Als ich mich anzog, fielen mir zum erstenmal die beiden Holos an den Schlafzimmerwänden auf. Eines zeigte Waikiki, wie ich es am Tag zuvor von einem Punkt irgendwo am Westende der Bucht gesehen hatte -eine Ansicht von Diamond Head in der Ferne, Leuten am Strand und einem großen Trimaran, der vor der Küste ankerte. Das andere Hologramm wies eine sepia-farbene Tönung auf, als sei es von einem alten Schwarz-weiß-Foto gemacht worden. Ein dunkelhäutiger Eingeborener schob ein Kanu aus der Brandung auf den Strand. Irgendwie wirkte irgend etwas an der Aufnahme vertraut. Ich verglich die beiden im Geiste, und plötzlich ging mir auf, daß beide Holos vom gleichen Aussichtspunkt aus aufgenommen worden waren! Das sepiafarbene mußte aus dem neunzehnten Jahrhundert stammen. Dort war Diamond Head... mit nichts als Dschungel bis zum Strand und nur ein paar winzigen Häusern in der Bucht. Ich betrachtete wieder die zeitgenössische Aufnahme - ja, der Holograf hatte Aufnah-mewinkel und Komposition genau kopiert. Faszinierend.

Es war acht Uhr dreißig, als ich mich fertig angezogen hatte, und mein Magen erinnerte mich daran, auf keinen Fall das Frühstück ausfallen zu lassen. Also fuhr ich mit dem Fahrstuhl nach unten und frühstückte in Gesellschaft der kleinen beigen Tauben auf der Außenterrasse.

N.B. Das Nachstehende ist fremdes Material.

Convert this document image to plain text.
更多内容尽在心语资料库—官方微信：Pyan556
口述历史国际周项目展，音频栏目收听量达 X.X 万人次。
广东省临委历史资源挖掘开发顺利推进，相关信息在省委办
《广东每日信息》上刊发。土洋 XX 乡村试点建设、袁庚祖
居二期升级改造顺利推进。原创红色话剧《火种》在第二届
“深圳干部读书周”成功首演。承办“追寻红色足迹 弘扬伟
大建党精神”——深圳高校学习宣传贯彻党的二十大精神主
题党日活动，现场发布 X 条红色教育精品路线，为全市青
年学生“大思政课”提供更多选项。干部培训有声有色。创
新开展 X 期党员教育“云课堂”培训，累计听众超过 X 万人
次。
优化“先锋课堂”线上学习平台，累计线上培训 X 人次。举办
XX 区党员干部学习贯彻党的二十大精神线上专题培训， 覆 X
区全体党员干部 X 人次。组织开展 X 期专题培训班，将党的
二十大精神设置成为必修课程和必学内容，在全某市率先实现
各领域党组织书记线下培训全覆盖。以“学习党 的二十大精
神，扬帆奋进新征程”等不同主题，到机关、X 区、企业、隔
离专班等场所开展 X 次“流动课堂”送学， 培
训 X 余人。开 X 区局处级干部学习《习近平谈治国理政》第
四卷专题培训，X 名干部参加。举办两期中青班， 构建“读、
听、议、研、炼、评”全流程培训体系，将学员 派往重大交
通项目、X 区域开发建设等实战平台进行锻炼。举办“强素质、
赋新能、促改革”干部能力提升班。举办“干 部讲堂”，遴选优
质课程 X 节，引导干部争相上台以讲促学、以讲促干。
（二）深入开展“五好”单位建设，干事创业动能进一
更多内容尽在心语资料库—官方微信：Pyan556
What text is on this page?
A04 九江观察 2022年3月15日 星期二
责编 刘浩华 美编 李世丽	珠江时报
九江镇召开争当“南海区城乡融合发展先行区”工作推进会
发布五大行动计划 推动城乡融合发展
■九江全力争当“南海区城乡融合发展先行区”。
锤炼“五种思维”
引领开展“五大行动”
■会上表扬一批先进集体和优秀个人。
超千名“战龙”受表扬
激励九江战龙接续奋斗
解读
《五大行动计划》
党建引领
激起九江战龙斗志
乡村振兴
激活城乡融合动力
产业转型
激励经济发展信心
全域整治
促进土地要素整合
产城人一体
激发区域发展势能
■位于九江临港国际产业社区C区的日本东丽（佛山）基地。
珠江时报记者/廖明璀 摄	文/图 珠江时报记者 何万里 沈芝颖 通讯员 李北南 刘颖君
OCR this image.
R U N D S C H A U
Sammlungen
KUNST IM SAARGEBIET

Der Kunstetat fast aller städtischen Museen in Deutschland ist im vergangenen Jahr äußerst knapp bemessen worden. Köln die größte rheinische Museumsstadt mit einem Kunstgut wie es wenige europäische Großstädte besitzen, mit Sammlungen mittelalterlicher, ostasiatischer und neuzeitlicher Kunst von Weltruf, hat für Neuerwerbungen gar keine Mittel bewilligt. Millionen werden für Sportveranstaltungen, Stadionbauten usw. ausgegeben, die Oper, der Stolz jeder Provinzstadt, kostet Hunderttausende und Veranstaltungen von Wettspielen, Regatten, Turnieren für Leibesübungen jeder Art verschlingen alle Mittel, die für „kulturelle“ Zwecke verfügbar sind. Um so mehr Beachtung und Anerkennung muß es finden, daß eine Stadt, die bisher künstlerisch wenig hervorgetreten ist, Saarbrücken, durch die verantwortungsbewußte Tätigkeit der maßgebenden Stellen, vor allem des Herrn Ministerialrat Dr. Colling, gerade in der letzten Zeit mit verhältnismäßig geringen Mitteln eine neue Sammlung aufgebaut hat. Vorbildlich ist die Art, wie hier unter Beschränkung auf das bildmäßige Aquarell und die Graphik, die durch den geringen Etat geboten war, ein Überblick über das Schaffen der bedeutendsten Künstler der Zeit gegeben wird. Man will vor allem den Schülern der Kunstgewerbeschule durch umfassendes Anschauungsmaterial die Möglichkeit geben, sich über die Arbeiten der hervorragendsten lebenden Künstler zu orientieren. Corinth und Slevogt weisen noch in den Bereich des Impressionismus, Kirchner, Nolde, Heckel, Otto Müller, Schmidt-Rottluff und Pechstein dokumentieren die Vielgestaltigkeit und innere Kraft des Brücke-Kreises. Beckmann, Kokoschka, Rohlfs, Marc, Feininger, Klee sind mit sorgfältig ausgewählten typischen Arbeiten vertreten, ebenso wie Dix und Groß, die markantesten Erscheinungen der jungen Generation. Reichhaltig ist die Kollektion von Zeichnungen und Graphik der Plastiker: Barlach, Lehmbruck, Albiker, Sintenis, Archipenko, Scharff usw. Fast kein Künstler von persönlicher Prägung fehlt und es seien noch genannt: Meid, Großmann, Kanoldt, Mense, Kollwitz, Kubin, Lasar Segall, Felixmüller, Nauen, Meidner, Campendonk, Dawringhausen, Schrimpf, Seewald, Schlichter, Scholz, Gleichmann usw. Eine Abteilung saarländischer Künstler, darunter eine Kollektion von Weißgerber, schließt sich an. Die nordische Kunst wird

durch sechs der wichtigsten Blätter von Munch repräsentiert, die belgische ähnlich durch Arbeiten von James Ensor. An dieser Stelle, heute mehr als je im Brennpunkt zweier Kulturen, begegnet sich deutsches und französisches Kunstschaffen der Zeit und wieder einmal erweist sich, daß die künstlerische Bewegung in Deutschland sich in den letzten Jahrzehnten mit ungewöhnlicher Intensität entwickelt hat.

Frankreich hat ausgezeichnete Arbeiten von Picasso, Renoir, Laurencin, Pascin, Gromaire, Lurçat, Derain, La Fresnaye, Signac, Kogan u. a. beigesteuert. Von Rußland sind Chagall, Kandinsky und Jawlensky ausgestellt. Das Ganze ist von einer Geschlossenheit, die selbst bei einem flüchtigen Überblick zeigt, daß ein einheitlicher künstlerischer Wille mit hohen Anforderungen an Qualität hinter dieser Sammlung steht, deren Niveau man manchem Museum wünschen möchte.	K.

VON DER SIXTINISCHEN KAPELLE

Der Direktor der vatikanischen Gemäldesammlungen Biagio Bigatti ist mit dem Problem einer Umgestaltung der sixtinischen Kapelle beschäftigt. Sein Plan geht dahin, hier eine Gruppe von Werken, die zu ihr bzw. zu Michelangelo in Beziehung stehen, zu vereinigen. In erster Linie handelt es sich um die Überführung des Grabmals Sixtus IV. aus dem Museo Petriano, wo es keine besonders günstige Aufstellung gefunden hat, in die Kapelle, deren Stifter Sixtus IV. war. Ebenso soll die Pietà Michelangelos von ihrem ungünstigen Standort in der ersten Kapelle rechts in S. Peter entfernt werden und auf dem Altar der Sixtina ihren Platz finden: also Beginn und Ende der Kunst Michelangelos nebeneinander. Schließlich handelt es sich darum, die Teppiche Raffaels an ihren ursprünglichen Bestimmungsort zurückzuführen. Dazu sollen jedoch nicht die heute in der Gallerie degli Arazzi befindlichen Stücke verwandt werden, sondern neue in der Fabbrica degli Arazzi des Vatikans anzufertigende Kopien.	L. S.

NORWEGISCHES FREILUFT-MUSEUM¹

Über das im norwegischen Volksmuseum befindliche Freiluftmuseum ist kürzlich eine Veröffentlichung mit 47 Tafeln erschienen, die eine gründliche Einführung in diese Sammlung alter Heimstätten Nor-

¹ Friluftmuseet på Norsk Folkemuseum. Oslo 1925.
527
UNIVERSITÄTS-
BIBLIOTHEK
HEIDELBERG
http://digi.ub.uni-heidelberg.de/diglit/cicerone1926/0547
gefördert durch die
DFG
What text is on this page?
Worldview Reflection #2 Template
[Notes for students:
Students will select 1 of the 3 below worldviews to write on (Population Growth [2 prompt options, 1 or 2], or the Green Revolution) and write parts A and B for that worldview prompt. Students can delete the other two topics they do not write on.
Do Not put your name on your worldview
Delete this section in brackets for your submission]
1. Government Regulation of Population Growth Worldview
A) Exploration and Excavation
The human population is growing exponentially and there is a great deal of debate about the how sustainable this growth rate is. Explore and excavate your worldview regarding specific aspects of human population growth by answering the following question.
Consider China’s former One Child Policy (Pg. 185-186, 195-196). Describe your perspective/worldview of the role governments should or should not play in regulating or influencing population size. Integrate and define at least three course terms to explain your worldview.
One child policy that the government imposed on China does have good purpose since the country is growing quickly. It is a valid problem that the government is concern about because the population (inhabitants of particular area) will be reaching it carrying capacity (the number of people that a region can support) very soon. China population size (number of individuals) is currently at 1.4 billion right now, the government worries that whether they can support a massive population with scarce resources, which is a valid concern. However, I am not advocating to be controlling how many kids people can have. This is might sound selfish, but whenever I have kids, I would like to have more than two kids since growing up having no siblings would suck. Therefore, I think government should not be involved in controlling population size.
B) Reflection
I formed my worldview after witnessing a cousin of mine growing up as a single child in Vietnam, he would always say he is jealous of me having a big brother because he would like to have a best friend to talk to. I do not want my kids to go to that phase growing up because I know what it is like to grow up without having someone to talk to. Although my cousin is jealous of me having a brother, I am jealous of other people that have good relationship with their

Ich war bei der dritten Tasse Kaffee und fragte mich, ob noch Platz für eine weitere Waffel war, als ich die Anwesenheit von jemandem neben mir spürte. Einer der zurückhaltenden Hotelangestellten hielt mir ein kleines Mobiltelekom hin. »Mr. Tozer?«

Ich nickte ihm zu, und er verschwand außer Sicht, während ich das Telekom von Bereitschaft auf Betrieb schaltete. »Hallo?«

»Guten Morgen, Mr. Dirk.« Natürlich war es Scott. »Ich hoffe, Ihnen ist heute ein wenig nach Geschäft.«

Ich hätte ihn fast nach den Einzelheiten gefragt, aber im letzten Augenblick schaltete sich meine natürliche Vorsicht - noch besser, meine Paranoia - ein. »Wann?« fragte ich lediglich.


Ich wartete vor dem Hotel, als der Rolls dreißig Minuten später vorfuhr. Scott, der heute einen hervorragend geschnittenen Geschäftsanzug trug, stieg aus und hielt mir die Tür zum Fond auf. (Offenbar war es heute nichts mit vorne fahren...) Während ich es mir auf dem Sofa gemütlich machte, glitt er wieder auf den Fahrersitz, startete den Wagen und fuhr los.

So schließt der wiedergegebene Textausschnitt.